Overarching indicators

4b Patient experience of hospital care

4c Friends and family test

4d Patient experience characterised as poor or worse

i Primary care

ii Hospital care

Improvement areas

Improving people's experience of outpatient care

4.1 Patient experience of outpatient services

Improving the experience of care for people at the end of their lives

4.6 Bereaved carers' views on the quality of care in the last 3 months of life

Improving people's experience of integrated care

4.9 People's experience of integrated care**

Alignment with Adult Social Care Outcomes Framework and/or Public Health Outcomes Framework

* Indicator is shared

** Indicator is complementary

Indicators in italics in development

Table 3 Public Health Outcomes Framework 2016–19

Domain

Objectives and indicators

4 Healthcare public health and preventing premature mortality

Objective

Reduced numbers of people living with preventable ill health and people dying prematurely, whilst reducing the gap between communities

Indicators

4.13 Health‑related quality of life for older people

Alignment with Adult Social Care Outcomes Framework and/or NHS Outcomes Framework

* Indicator is shared

** Indicator is complementary

Indicators in italics in development

Safety and people's experience of care

Ensuring that care is safe and that people have a positive experience of care is vital in a high‑quality service. It is important to consider these factors when planning and delivering services relevant to MND.

NICE has developed guidance and an associated quality standard on patient experience in adult NHS services (see the NICE pathway on patient experience in adult NHS services), which should be considered alongside this quality standard. They specify that people receiving care should be treated with dignity, have opportunities to discuss their preferences, and be supported to understand their options and make fully informed decisions. They also cover the provision of information to people using services. Quality statements on these aspects of patient experience are not usually included in topic‑specific quality standards. However, recommendations in the development sources for quality standards that affect people's experience of using services and are specific to the topic are considered during quality statement development.

Coordinated services

A person‑centred, integrated approach to providing services is fundamental to delivering high‑quality care to people with MND. Services should be commissioned from, and coordinated across, all relevant agencies encompassing the whole MND care pathway.
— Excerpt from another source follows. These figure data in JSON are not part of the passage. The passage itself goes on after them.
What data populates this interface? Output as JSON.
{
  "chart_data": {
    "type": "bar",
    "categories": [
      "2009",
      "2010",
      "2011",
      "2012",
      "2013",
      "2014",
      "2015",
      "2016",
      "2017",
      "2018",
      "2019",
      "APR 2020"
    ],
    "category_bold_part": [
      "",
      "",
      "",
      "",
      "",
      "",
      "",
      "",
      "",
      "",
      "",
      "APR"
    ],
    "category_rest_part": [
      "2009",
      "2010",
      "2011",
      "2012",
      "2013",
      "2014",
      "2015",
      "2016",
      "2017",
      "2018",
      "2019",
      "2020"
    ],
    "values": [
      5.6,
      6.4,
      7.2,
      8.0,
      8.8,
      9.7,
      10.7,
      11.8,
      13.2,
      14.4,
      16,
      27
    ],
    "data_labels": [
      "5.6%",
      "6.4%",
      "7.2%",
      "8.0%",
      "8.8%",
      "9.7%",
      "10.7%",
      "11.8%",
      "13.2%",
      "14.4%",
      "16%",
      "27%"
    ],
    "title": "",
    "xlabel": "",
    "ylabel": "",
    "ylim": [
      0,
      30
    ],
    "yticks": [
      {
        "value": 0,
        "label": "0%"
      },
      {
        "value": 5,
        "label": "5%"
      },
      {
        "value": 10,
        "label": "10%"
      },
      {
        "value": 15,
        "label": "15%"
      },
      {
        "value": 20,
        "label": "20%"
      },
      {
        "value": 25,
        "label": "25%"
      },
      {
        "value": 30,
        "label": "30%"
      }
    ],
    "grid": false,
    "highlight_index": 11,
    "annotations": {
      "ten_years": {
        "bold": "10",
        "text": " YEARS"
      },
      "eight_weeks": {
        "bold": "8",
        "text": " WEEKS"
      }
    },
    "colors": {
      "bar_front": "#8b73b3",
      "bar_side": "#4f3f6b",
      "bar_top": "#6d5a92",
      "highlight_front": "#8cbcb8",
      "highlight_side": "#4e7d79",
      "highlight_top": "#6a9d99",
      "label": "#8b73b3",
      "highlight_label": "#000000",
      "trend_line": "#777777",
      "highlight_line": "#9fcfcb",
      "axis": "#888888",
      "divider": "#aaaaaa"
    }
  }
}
The Health and Social Care Act 2012 sets out a clear expectation that the care system should consider NICE quality standards in planning and delivering services, as part of a general duty to secure continuous improvement in quality. Commissioners and providers of health and social care should refer to the library of NICE quality standards when designing high‑quality services. Other quality standards that should also be considered when choosing, commissioning or providing a high‑quality MND service are listed in related NICE quality standards.

Training and competencies

The quality standard should be read in the context of national and local guidelines on training and competencies. All health, public health and social care practitioners involved in assessing, caring for and treating people with MND should have sufficient and appropriate training and competencies to deliver the actions and interventions described in the quality standard. Quality statements on staff training and competency are not usually included in quality standards. However, recommendations in the development source on specific types of training for the topic that exceed standard professional training are considered during quality statement development.

Role of families and carers

Quality standards recognise the important role families and carers have in supporting people with MND. If appropriate, health and social care practitioners should ensure that family members and carers are involved in the decision‑making process about investigations, treatment and care.